China will halt the export of a range of rare-earth technologies, potentially making it harder for the US and its allies to bolster Western supplies of strategic raw materials.
While Beijing already had some limits in place, it has now widened a list of technologies that cannot be transferred overseas to include the processing of rare-earth metals and magnets, according to a document from the Ministry of Commerce. The move by the world’s dominant supplier — arguably the most significant rare-earth move from China in over a decade — puts the vital materials front and centre as a tit-for-tat trade war on technology worsens.
“China is flexing its muscle,” said Alicia Garcia Herrero, chief Asia Pacific economist at Natixis SA.
Over the past three decades, China has built a dominant role in mining — and especially in refining rare earths, a cluster of 17 elements used in everything from wind turbines to military hardware and electric vehicles.
The nation accounted for more than two-thirds of mined rare earths last year, and is home to as much as all global refining capacity, according to US government figures. The country also dominates the supply of rare-earth magnets, the main product deployed in manufactured goods.
The new rules don’t affect shipments of rare-earth products themselves but appear aimed at frustrating even nascent efforts to develop the industry outside China. Restrictions on a smaller selection of rare earth technologies have been in place since at least 2008. Earlier this year, Beijing imposed limits on exports of gallium and germanium, metals used in parts of the semiconductor, telecommunications, and electric-vehicle industries, and on graphite.
The latest move comes as the US and EU grow more concerned about China’s growing exports of clean energy products, from electric vehicles to batteries, and its dominance of key portions of the supply chain.
The White House is weighing tariff increases on EVs, according to people familiar with the matter — a decision that may have a limited effect on China’s electric car industry given the relatively few models it exports to North America, but one that could be politically significant during a presidential election year in the US. Washington is also looking into Chinese production of legacy semiconductors. The EU, meanwhile, has launched an anti-subsidy investigation into EVs, in response to surging Chinese car imports.
Beijing’s response in the form of rare earth processing limits may carry more heft than other recent curbs, such as the ones on gallium and germanium, according to Garcia Herrero, given existing strategic reserves. Beijing could be posturing to avoid “additional protectionist measures” from the West on cars and other products.
Critical metals — a category that includes all minerals crucial to vital industries and in short supply domestically, not only rare earths — are increasingly under the spotlight as Western nations increasingly view supplies as a matter of national security, especially as the global energy transition stokes fears of potential shortages in the future.

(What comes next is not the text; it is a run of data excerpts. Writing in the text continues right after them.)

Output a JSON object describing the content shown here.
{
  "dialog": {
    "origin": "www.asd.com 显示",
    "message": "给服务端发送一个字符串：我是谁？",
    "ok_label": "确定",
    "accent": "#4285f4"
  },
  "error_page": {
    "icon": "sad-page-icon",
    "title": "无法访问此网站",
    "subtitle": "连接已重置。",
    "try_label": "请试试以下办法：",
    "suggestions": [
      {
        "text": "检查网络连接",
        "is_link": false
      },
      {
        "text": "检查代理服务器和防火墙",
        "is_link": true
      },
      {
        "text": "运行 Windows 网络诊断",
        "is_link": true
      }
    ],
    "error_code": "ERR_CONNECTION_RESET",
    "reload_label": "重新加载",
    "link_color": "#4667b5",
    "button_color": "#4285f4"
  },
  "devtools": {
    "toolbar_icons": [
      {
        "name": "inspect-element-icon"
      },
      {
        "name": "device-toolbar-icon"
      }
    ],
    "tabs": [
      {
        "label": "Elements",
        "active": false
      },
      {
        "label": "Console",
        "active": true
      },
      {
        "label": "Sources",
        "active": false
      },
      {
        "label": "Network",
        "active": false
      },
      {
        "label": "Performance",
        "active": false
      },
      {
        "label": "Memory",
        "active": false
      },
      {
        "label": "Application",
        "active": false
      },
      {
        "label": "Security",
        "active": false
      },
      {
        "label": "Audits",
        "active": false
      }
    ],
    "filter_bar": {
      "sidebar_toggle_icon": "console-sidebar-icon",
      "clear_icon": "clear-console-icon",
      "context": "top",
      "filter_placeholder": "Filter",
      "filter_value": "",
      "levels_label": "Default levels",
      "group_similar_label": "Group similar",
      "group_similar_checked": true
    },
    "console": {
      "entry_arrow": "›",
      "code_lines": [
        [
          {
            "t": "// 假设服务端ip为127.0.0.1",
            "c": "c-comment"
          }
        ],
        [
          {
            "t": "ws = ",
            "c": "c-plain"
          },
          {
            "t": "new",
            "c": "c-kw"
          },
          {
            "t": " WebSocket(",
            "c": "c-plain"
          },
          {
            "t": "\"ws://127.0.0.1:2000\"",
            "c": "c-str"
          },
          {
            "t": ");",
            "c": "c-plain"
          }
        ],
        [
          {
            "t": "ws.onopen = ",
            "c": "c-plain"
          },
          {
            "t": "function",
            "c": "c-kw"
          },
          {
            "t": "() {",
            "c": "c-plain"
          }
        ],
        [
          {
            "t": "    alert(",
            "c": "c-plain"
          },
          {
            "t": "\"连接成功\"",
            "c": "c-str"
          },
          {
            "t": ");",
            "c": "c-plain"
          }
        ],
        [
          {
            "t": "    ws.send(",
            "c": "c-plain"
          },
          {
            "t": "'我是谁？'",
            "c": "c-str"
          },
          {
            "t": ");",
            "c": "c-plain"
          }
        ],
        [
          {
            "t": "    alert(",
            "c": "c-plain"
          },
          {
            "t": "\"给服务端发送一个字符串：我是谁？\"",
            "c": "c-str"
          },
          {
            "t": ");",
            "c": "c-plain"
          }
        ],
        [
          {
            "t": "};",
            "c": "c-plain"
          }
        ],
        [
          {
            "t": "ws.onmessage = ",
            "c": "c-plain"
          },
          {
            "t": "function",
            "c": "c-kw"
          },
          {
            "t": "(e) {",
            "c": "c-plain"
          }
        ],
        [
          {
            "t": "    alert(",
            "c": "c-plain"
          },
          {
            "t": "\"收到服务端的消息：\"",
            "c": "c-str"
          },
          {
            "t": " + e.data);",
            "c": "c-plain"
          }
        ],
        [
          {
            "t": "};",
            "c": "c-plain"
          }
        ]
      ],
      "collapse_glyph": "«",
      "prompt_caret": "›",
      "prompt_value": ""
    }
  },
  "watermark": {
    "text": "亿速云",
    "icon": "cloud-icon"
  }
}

The US is spearheading a drive to reduce China’s stranglehold over flows of these minerals, from rare earths to lithium and cobalt. President Joe Biden’s flagship climate legislation includes rules aimed at generating more supply domestically or from allied nations. China has responded with restrictions of its own.
While Biden’s landmark legislation and Europe’s Critical Raw Materials Act promise to unlock new funding for prospective suppliers, Beijing’s latest salvo underscores the technical challenges that Western producers could face in developing refining processes that China has come to master over the decades.
Until relatively recently, there were barely any rare-earth refineries at all outside of China. That means its companies and researchers have built a substantial technological and practical advantage in how to extract and process rare earths, while expertise elsewhere has lagged. While it would not be impossible to replicate Chinese processes, it would likely take time — and require significant policy incentives.
Compared with the 2008 ban list, the latest iteration has expanded coverage to include all technology for the separation of rare earths and now includes the production of magnets, said Yang Jiawen, an analyst with Shanghai Metals Market. Technology for mining, ore-dressing and smelting was listed as “restricted,” rather than banned.
China’s grip over the global rare-earths market first gained broad international attention in 2010, when China imposed tight restrictions on exports. The US, European Union and Japan eventually forced Beijing to overturn the measures via the World Trade Organization. Concerns about its dominance have lingered since.